2023-07-29

Using Vault with Go

So today we're gonna use vault to make the configuration of an application to be in-memory, this would make debugging harder (since it's in memory, not on disk), but a bit more secure (if got hacked, have to read memory to know the credentials). 

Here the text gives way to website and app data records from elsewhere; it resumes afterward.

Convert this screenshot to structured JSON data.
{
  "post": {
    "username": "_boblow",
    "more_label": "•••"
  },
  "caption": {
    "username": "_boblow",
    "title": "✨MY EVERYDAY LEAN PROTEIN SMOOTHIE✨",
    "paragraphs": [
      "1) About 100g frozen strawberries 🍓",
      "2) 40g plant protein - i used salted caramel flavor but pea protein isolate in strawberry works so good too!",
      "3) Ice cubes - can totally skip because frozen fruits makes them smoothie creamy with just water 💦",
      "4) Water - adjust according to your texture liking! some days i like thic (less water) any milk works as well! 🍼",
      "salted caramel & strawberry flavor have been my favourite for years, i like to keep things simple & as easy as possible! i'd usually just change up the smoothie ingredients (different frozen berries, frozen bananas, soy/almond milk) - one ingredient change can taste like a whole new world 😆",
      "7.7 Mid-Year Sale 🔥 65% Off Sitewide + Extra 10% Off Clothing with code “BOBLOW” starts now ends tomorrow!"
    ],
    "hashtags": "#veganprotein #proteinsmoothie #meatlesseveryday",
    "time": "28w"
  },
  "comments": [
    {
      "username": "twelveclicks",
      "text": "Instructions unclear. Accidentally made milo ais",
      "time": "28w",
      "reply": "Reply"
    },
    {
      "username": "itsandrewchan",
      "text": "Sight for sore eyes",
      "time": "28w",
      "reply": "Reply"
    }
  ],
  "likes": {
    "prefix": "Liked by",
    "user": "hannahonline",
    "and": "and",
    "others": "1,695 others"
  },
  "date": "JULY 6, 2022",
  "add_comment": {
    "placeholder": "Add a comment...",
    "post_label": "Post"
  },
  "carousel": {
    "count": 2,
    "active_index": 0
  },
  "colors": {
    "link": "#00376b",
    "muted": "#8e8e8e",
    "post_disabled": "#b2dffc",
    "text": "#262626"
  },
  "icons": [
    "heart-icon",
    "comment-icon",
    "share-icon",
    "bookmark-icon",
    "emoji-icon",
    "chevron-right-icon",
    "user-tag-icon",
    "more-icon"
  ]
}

The flow of doing this is something like this:

1. Set up Vault service in separate directory (vault-server/Dockerfile):

FROM hashicorp/vault

RUN apk add --no-cache bash jq

COPY reseller1-policy.hcl /vault/config/reseller1-policy.hcl
COPY terraform-policy.hcl /vault/config/terraform-policy.hcl
COPY init_vault.sh /init_vault.sh

EXPOSE 8200

ENTRYPOINT [ "/init_vault.sh" ]

HEALTHCHECK \
    --start-period=5s \
    --interval=1s \
    --timeout=1s \
    --retries=30 \
        CMD [ "/bin/sh", "-c", "[ -f /tmp/healthy ]" ]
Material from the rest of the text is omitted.